Кроме того, «образование здесь определяется особым петербургским стилем — интеллигентностью, которую дает не столько обучение, сколько сама наша атмосфера. Петербургский университет обладает особой чувствительностью ко времени, он лучше, чем другие учебные заведения, улавливает, что происходит в России. Сегодня — во времена международной интеграции — он является базовым вузом по отработке положений Болонской декларации, подписание которой позволит нашим студентам, подобно европейским, свободно учиться в любом университете мира. Здесь впервые в России в учебный процесс ввели такие дисциплины и специальности, как конфликтология, регионоведение и религиоведение». Новейший проект СПбГУ — создание Высшей школы менеджмента в усадьбе Михайловка в Петергофе, которая должна стать аналогом бизнес-школ в Гарварде и Стокгольме, — патронируется лично Путиным (первый набор студентов состоится в сентябре 2007 года).

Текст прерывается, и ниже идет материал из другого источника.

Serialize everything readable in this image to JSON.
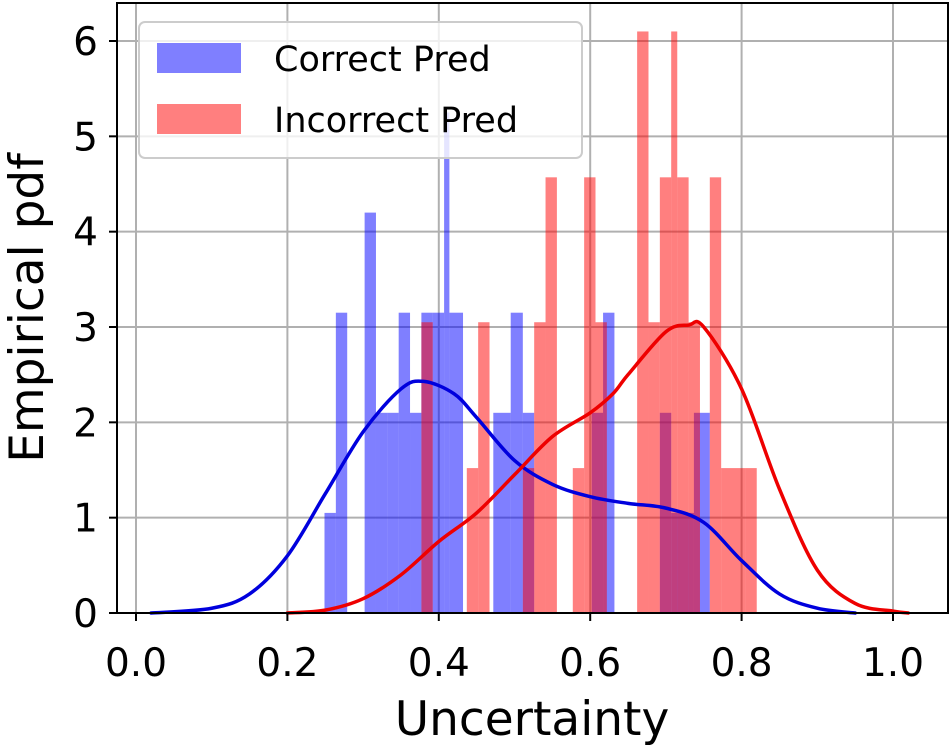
{
  "chart_data": {
    "type": "histogram",
    "xlabel": "Uncertainty",
    "ylabel": "Empirical pdf",
    "xlim": [
      -0.01,
      1.04
    ],
    "ylim": [
      0,
      6.4
    ],
    "xticks": [
      0.0,
      0.2,
      0.4,
      0.6,
      0.8,
      1.0
    ],
    "xtick_labels": [
      "0.0",
      "0.2",
      "0.4",
      "0.6",
      "0.8",
      "1.0"
    ],
    "yticks": [
      0,
      1,
      2,
      3,
      4,
      5,
      6
    ],
    "ytick_labels": [
      "0",
      "1",
      "2",
      "3",
      "4",
      "5",
      "6"
    ],
    "grid": true,
    "legend_position": "top-left",
    "series": [
      {
        "name": "Correct Pred",
        "color": "#0000ff",
        "opacity": 0.5,
        "bins": [
          {
            "x0": 0.249,
            "x1": 0.264,
            "y": 1.05
          },
          {
            "x0": 0.264,
            "x1": 0.279,
            "y": 3.15
          },
          {
            "x0": 0.302,
            "x1": 0.317,
            "y": 4.2
          },
          {
            "x0": 0.317,
            "x1": 0.332,
            "y": 2.1
          },
          {
            "x0": 0.332,
            "x1": 0.347,
            "y": 2.1
          },
          {
            "x0": 0.347,
            "x1": 0.362,
            "y": 3.15
          },
          {
            "x0": 0.362,
            "x1": 0.377,
            "y": 2.1
          },
          {
            "x0": 0.377,
            "x1": 0.392,
            "y": 3.15
          },
          {
            "x0": 0.392,
            "x1": 0.407,
            "y": 3.15
          },
          {
            "x0": 0.407,
            "x1": 0.414,
            "y": 5.25
          },
          {
            "x0": 0.414,
            "x1": 0.432,
            "y": 3.15
          },
          {
            "x0": 0.472,
            "x1": 0.495,
            "y": 2.1
          },
          {
            "x0": 0.495,
            "x1": 0.511,
            "y": 3.15
          },
          {
            "x0": 0.511,
            "x1": 0.526,
            "y": 2.1
          },
          {
            "x0": 0.602,
            "x1": 0.617,
            "y": 2.1
          },
          {
            "x0": 0.617,
            "x1": 0.632,
            "y": 3.15
          },
          {
            "x0": 0.692,
            "x1": 0.707,
            "y": 2.1
          },
          {
            "x0": 0.707,
            "x1": 0.737,
            "y": 1.05
          },
          {
            "x0": 0.737,
            "x1": 0.758,
            "y": 2.1
          }
        ],
        "kde": {
          "x": [
            0.02,
            0.1,
            0.15,
            0.2,
            0.25,
            0.3,
            0.35,
            0.38,
            0.42,
            0.45,
            0.5,
            0.55,
            0.6,
            0.65,
            0.7,
            0.75,
            0.8,
            0.85,
            0.9,
            0.95
          ],
          "y": [
            0.0,
            0.05,
            0.2,
            0.6,
            1.25,
            1.9,
            2.35,
            2.43,
            2.3,
            2.05,
            1.6,
            1.35,
            1.22,
            1.15,
            1.1,
            0.95,
            0.55,
            0.2,
            0.05,
            0.0
          ]
        }
      },
      {
        "name": "Incorrect Pred",
        "color": "#ff0000",
        "opacity": 0.5,
        "bins": [
          {
            "x0": 0.377,
            "x1": 0.392,
            "y": 3.05
          },
          {
            "x0": 0.437,
            "x1": 0.452,
            "y": 1.52
          },
          {
            "x0": 0.452,
            "x1": 0.467,
            "y": 3.05
          },
          {
            "x0": 0.511,
            "x1": 0.526,
            "y": 1.52
          },
          {
            "x0": 0.526,
            "x1": 0.541,
            "y": 3.05
          },
          {
            "x0": 0.541,
            "x1": 0.556,
            "y": 4.57
          },
          {
            "x0": 0.577,
            "x1": 0.592,
            "y": 1.52
          },
          {
            "x0": 0.592,
            "x1": 0.607,
            "y": 4.57
          },
          {
            "x0": 0.607,
            "x1": 0.622,
            "y": 3.05
          },
          {
            "x0": 0.662,
            "x1": 0.677,
            "y": 6.1
          },
          {
            "x0": 0.677,
            "x1": 0.692,
            "y": 3.05
          },
          {
            "x0": 0.692,
            "x1": 0.707,
            "y": 4.57
          },
          {
            "x0": 0.707,
            "x1": 0.715,
            "y": 6.1
          },
          {
            "x0": 0.715,
            "x1": 0.73,
            "y": 4.57
          },
          {
            "x0": 0.73,
            "x1": 0.745,
            "y": 3.05
          },
          {
            "x0": 0.758,
            "x1": 0.773,
            "y": 4.57
          },
          {
            "x0": 0.773,
            "x1": 0.805,
            "y": 1.52
          },
          {
            "x0": 0.805,
            "x1": 0.82,
            "y": 1.52
          }
        ],
        "kde": {
          "x": [
            0.2,
            0.25,
            0.3,
            0.35,
            0.4,
            0.45,
            0.5,
            0.55,
            0.6,
            0.63,
            0.65,
            0.7,
            0.73,
            0.75,
            0.8,
            0.85,
            0.9,
            0.95,
            1.0,
            1.02
          ],
          "y": [
            0.0,
            0.03,
            0.15,
            0.4,
            0.75,
            1.05,
            1.45,
            1.85,
            2.1,
            2.3,
            2.5,
            2.95,
            3.02,
            3.0,
            2.35,
            1.3,
            0.45,
            0.1,
            0.02,
            0.0
          ]
        }
      }
    ]
  }
}
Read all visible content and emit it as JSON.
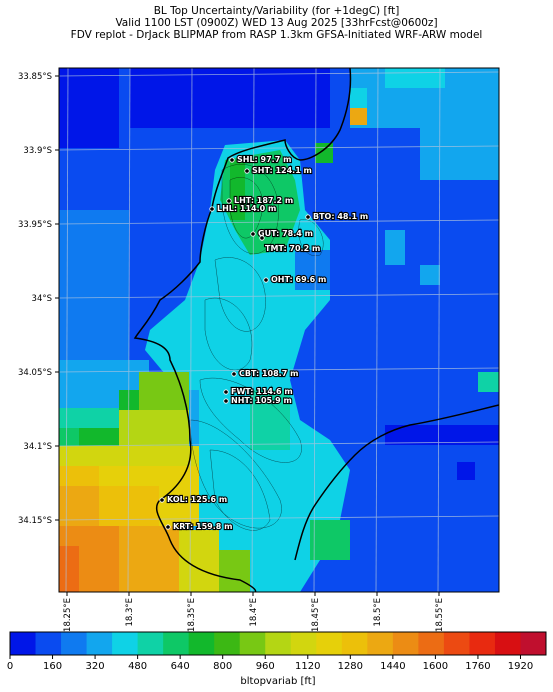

К расхожему мнению о том, что нынешняя власть особо благоволит своей alma mater, Людмила Алексеевна относится скептически. «Президент старается помочь высшей школе России в целом. Петербургский университет был автономным вузом всегда, даже в советские времена, когда существовали жесткие рамки учебных планов, когда были регламентированы все общественно-политические дисциплины. Даже тогда мы у себя продолжали преподавать так, как считали нужным. Многих академиков, профессоров и студентов в те страшные 1930—1950-е годы арестовывали и уводили по коридору в главном здании, за что его окрестили «арестометром». А курс генетики читался тогда, когда нельзя было произнести даже это слово — «генетика».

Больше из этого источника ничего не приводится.